The rise of servers powered by cell phone chips, with hundreds of them whirring away to solve a problem while using less power, has become almost commonplace in the last few years, but over at Linux Magazine, Editor Douglas Eadline brings up the enormous problems associated with such a vision: namely, the software can’t cut it yet (hat tip to Inside HPC). Eadline writes about May’s Law, the corollary to Moore’s Law, which says the number of transistors on a chip will double every 18 months.
David May postulated that the software efficiency halves every 18 months to compensate for Moore’s Law. Basically, adding faster hardware makes the software more complicated and it doesn’t run as well. It also takes time for it to catch up to hardware gains.
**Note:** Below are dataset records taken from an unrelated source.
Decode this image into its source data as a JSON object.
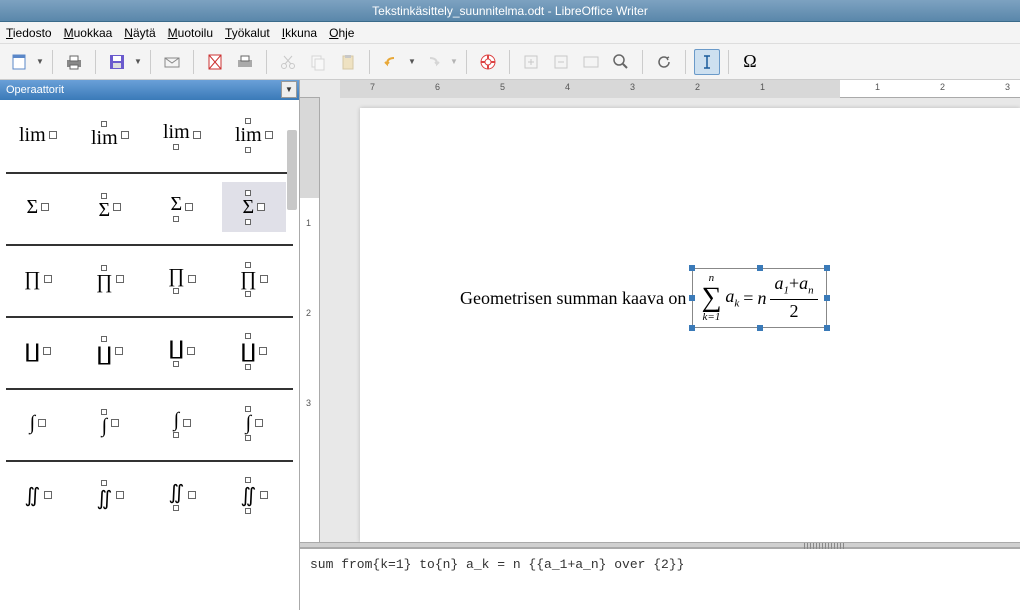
{
  "title": "Tekstinkäsittely_suunnitelma.odt - LibreOffice Writer",
  "menu": [
    "Tiedosto",
    "Muokkaa",
    "Näytä",
    "Muotoilu",
    "Työkalut",
    "Ikkuna",
    "Ohje"
  ],
  "elements_panel": {
    "title": "Operaattorit"
  },
  "element_rows": [
    [
      "lim",
      "lim",
      "lim",
      "lim"
    ],
    [
      "Σ",
      "Σ",
      "Σ",
      "Σ"
    ],
    [
      "∏",
      "∏",
      "∏",
      "∏"
    ],
    [
      "∐",
      "∐",
      "∐",
      "∐"
    ],
    [
      "∫",
      "∫",
      "∫",
      "∫"
    ],
    [
      "∬",
      "∬",
      "∬",
      "∬"
    ]
  ],
  "highlighted_element": {
    "row": 1,
    "col": 3
  },
  "ruler_numbers_left": [
    "7",
    "6",
    "5",
    "4",
    "3",
    "2",
    "1"
  ],
  "ruler_numbers_right": [
    "1",
    "2",
    "3"
  ],
  "vruler_labels": [
    "1",
    "2",
    "3"
  ],
  "doc_text": "Geometrisen summan kaava on",
  "formula": {
    "sigma_top": "n",
    "sigma_bottom": "k=1",
    "lhs": "a",
    "lhs_sub": "k",
    "eq": "=",
    "coef": "n",
    "num_a1": "a",
    "num_a1_sub": "1",
    "num_plus": "+",
    "num_an": "a",
    "num_an_sub": "n",
    "den": "2"
  },
  "command": "sum from{k=1} to{n} a_k = n {{a_1+a_n} over {2}}",
  "omega": "Ω"
}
Now, as certain high-performance compute gurus or webscale data centers contemplate a wholesale change in architecture inside their data centers by adding ARM-based (s armh) servers, the issue of software complexity must be addressed. Eadline suggests abstracting the run time environments for such systems. From his article:
As software progress crawls along, I am convinced that future large-scale HPC applications will include dynamic fault-tolerant runtime systems. The user needs to be lifted away from low-level responsibility so they can focus on the application and not the complexity of the next hardware advance.
This sounds similar to the issues driving the creation and adoption of platforms as a service on top of various clouds, only Eadline is arguing for a run time environment that enables high-performance computing on top of different hardware architectures, be it x86 chips, graphics processors or ARM-based chips. We’ve covered that before, and I still think it has promise. As the needs for performance and power efficiency become more important, figuring out how to get the best hardware on the job without having to rewrite all your code becomes a problem computer science must solve.